Un misterio de la vanidad es saber si él mimo sabe o no que se trata de vanidad y no de la verdad. Hace lo mismo quien pierde la capacidad de distinguir entre lo que es y la opinión que le gustaría que los otros tuviesen de él.

Tendemos a encontrar en los demás, con particular perspicacia, nuestros propios defectos. En el caso de la vanidad esto es aún más evidente, ya que las vanidades chocan.

Tal vez el mayor peligro de la vanidad es que se encuentra donde menos se espera, detrás de gestos de gran virtud, como la bondad, el altruismo, la humildad…
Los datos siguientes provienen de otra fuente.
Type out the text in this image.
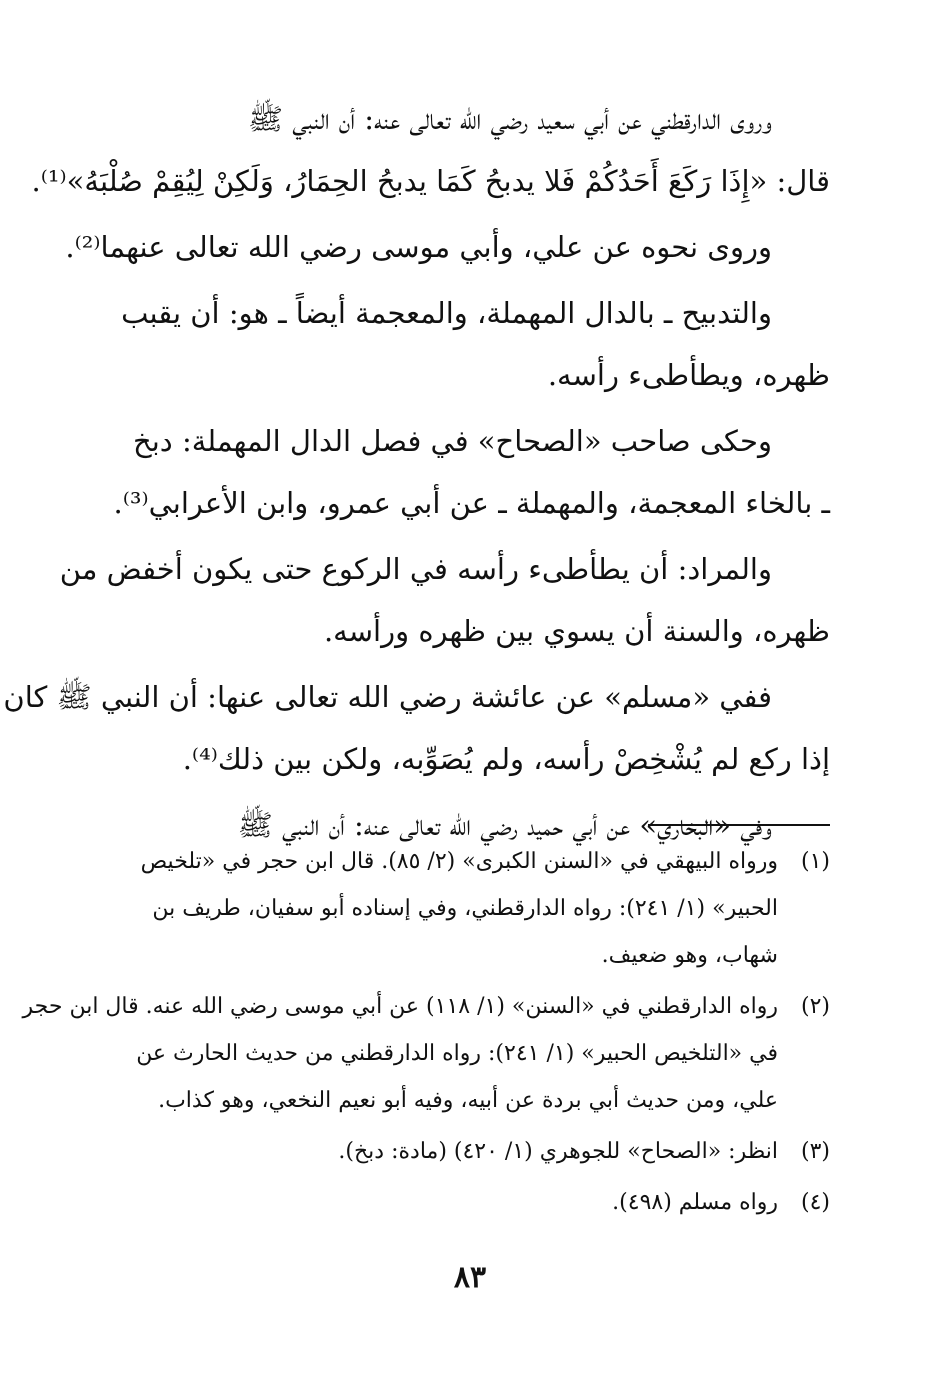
وروى الدارقطني عن أبي سعيد رضي الله تعالى عنه: أن النبي ﷺ
قال: «إِذَا رَكَعَ أَحَدُكُمْ فَلا يدبحُ كَمَا يدبحُ الحِمَارُ، وَلَكِنْ لِيُقِمْ صُلْبَهُ»⁽¹⁾.

وروى نحوه عن علي، وأبي موسى رضي الله تعالى عنهما⁽²⁾.

والتدبيح ـ بالدال المهملة، والمعجمة أيضاً ـ هو: أن يقبب
ظهره، ويطأطىء رأسه.

وحكى صاحب «الصحاح» في فصل الدال المهملة: دبخ
ـ بالخاء المعجمة، والمهملة ـ عن أبي عمرو، وابن الأعرابي⁽³⁾.

والمراد: أن يطأطىء رأسه في الركوع حتى يكون أخفض من
ظهره، والسنة أن يسوي بين ظهره ورأسه.

ففي «مسلم» عن عائشة رضي الله تعالى عنها: أن النبي ﷺ كان
إذا ركع لم يُشْخِصْ رأسه، ولم يُصَوِّبه، ولكن بين ذلك⁽⁴⁾.

وفي «البخاري» عن أبي حميد رضي الله تعالى عنه: أن النبي ﷺ

(١)
ورواه البيهقي في «السنن الكبرى» (٢/ ٨٥). قال ابن حجر في «تلخيص
الحبير» (١/ ٢٤١): رواه الدارقطني، وفي إسناده أبو سفيان، طريف بن
شهاب، وهو ضعيف.
(٢)
رواه الدارقطني في «السنن» (١/ ١١٨) عن أبي موسى رضي الله عنه. قال ابن حجر
في «التلخيص الحبير» (١/ ٢٤١): رواه الدارقطني من حديث الحارث عن
علي، ومن حديث أبي بردة عن أبيه، وفيه أبو نعيم النخعي، وهو كذاب.
(٣)
انظر: «الصحاح» للجوهري (١/ ٤٢٠) (مادة: دبخ).
(٤)
رواه مسلم (٤٩٨).
٨٣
¿Qué importancia damos a la opinión de los otros sobre nosotros? ¿Cuánto tiempo le  dedicamos? ¿Cuánto tiempo sacrificamos a crear imágenes en vez de aplicarnos  a ser y hacer lo que debemos?

La vanidad olvida algo muy importante: todos nosotros somos almas semejantes. El que asume lo que es, sin complejo de inferioridad, provoca dos tipos de reacción: el rechazo de los que se creen superiores y la verdadera amistad de los que son auténticos.

El que se pasa la vida a la búsqueda del aplauso de la multitud pierde su tiempo, pues aunque consiga homenajes nuevos cada día no se ha dedicado a lo más importante: su dignidad.

La bondad de uno depende de lo que elige, no de lo que parece.